General Conference is amazing. I wish everyone could experience the best of conference — without necessarily sitting through the tedious and trying parts. But it is glorious to work side-by-side with men and women from around the globe. Even though we may not all agree (on much of anything) we are all brothers and sisters bound together in the love of God. This is a graphic microcosm of what we could be if we would only love each other a little bit more like God loves us. Oh, sure, there are some pushy people, some short-sightedness, and some uneasy tensions here, but these things pale when compared with the focus on God’s Spirit and power to unite us. There is a sense of possibility here — not so much on the plenary floor, but in the relationships and community encounters. We are here praying and singing and reflecting and — at this point — bringing out the best in one another.

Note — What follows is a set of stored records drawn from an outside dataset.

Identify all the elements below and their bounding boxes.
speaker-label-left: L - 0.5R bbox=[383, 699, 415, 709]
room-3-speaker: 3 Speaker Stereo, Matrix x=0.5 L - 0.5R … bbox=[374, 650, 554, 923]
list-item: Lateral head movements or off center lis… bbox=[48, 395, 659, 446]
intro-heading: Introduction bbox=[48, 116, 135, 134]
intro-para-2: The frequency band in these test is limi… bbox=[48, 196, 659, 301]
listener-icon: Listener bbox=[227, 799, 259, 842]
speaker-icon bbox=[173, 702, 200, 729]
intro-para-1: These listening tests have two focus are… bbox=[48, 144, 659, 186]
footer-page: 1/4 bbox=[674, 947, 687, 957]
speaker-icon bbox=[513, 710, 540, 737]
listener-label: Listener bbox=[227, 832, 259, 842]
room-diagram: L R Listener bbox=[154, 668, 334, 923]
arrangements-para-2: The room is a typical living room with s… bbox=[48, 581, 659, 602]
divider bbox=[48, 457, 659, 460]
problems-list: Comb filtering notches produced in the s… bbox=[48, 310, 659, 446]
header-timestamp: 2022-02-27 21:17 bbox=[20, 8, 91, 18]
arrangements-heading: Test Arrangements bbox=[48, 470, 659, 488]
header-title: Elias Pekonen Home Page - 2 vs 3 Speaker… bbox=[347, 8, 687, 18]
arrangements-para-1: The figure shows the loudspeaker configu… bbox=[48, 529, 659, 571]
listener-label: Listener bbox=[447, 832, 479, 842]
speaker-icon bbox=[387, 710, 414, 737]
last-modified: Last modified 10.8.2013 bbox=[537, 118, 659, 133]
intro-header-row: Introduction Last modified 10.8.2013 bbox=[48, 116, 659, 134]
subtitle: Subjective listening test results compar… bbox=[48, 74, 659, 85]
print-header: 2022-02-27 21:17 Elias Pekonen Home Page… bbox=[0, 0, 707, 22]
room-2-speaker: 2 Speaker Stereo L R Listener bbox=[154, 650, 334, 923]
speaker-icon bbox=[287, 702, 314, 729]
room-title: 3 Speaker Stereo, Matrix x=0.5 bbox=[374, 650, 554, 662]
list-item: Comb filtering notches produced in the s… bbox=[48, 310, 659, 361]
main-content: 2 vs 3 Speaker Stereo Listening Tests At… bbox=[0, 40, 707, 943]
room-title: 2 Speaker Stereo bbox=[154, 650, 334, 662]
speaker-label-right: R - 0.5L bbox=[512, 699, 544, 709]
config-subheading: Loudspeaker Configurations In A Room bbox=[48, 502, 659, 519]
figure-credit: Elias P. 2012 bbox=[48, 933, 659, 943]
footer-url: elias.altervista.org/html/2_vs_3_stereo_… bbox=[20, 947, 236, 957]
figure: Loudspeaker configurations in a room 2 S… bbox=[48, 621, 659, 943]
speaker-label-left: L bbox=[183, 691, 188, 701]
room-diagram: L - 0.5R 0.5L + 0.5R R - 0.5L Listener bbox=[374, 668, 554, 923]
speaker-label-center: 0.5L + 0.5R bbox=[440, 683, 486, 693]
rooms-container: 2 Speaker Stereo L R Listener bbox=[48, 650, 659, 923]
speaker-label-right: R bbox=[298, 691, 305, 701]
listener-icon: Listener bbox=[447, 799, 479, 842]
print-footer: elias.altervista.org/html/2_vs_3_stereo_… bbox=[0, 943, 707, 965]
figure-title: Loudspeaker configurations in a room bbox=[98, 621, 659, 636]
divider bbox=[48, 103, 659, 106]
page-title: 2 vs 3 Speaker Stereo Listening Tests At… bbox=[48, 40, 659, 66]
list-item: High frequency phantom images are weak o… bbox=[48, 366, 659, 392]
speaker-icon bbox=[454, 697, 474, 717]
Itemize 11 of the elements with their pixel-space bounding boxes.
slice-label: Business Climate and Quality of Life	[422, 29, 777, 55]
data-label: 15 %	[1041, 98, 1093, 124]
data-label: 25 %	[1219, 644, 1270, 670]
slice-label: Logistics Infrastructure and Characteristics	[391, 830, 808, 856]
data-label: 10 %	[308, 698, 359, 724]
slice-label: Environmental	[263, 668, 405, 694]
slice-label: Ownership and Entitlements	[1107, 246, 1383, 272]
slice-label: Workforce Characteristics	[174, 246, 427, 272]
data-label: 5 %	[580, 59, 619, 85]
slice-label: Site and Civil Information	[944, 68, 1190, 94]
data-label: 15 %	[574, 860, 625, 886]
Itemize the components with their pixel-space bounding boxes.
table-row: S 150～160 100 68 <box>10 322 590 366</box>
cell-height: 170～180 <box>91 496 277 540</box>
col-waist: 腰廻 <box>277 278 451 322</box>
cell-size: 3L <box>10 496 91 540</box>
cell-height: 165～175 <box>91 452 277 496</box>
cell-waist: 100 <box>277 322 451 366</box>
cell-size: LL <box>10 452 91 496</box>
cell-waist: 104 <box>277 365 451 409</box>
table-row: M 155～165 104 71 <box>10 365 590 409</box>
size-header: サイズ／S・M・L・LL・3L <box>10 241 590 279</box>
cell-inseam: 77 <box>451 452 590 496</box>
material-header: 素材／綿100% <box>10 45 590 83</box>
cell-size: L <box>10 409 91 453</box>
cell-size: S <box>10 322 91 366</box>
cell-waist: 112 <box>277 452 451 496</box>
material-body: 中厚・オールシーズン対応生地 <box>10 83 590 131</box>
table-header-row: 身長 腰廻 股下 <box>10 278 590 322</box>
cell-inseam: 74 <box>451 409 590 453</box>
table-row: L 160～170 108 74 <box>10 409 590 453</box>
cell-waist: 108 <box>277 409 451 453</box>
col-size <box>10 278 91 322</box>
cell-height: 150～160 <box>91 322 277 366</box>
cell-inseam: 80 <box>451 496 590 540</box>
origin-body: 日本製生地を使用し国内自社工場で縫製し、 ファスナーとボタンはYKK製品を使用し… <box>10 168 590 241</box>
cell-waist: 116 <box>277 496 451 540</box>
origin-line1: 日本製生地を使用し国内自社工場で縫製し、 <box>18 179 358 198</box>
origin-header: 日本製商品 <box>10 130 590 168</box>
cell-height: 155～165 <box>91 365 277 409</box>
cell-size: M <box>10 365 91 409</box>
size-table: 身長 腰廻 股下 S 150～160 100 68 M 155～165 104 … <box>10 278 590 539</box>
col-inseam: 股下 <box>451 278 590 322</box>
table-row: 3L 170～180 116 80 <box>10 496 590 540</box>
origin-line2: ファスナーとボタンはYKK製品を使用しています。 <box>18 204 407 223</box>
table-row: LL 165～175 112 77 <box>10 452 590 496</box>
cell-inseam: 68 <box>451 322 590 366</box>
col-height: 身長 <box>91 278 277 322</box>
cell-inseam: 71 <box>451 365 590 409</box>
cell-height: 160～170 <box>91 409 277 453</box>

A while ago, a very angry woman cornered me to tell me how damaging and destructive she thinks I am being in my criticisms of the denominational plans. I explained to her my thinking and motivations and I could see the muscles in her face relax. She finally shook my hand and told me that she found me “surprisingly reasonable.” Would that all encounters could end so amicably! We disagreed before, we disagree now, and we left our brief encounter both smiling and friendly. It is so nice to disagree in Christian love… we should try it more often.
At this point in our conference together, we are willing to trust. We are hearing messages of hope and potential. There is a feeling, albeit uneasy, that we are all on the same side. This won’t last — at least, it will be repeatedly tested and we will be found wanting from time to time. But there is a real hope that we can make progress. And isn’t that something to value and celebrate?
The vast majority of people at this conference have never heard of me and have no clue who I am. They don’t read the blog and they don’t know what I think or feel (or much care what I think or feel). A handful do know me, either personally or through reputation (“You’re the United Methodeviant,” one person quipped), and they like/approve of me. A very few know me and dislike me immensely, and they feel compelled to let me know. (Someone sought me out today and presented me with a small, green button with a single word on it: “unreasonable.” She thought of me, for some reason…) But I don’t believe that there is one single person here with whom I cannot have a productive, civil and respectful conversation. I truly do believe we can rise above our differences to do good work together. (We’ll see…)
One of the most fascinating aspects of this conference is conversation with representatives from the global church. A big deal is made about the “conservative theology” of our southern hemisphere neighbors, but I am finding them to be social justice progressives who make many of our more left-leaning brothers and sisters look like right-leaning moderates. Health care, poverty, government oppression, torture, war, civil unrest, gang violence, and other life-threatening concerns are primary with so many of our global delegates. For us to become a worldwide church, we are going to need to become much more political and devoted to the crusade for human rights. Justice may become the greatest mission focus in the decades to come.
We are here together, working out our own salvation with fear and trembling, but we are not here alone. The feeling of Holy Spirit and the deep devotion of kindred hearts is overwhelming. I believe many disenchanted and disheartened United Methodists would find great hope if they could only see the commitment with which the delegates are doing the work of the church. Truly, this is a glory to God. Legislation? Disciplinary revision? Roberts Rules? A glory to God? This time in Tampa is proof positive that God is greater than all our failings and limitations. Thanks be to God!
As our church in microcosm, we can be proud of our witness (so far) in Tampa.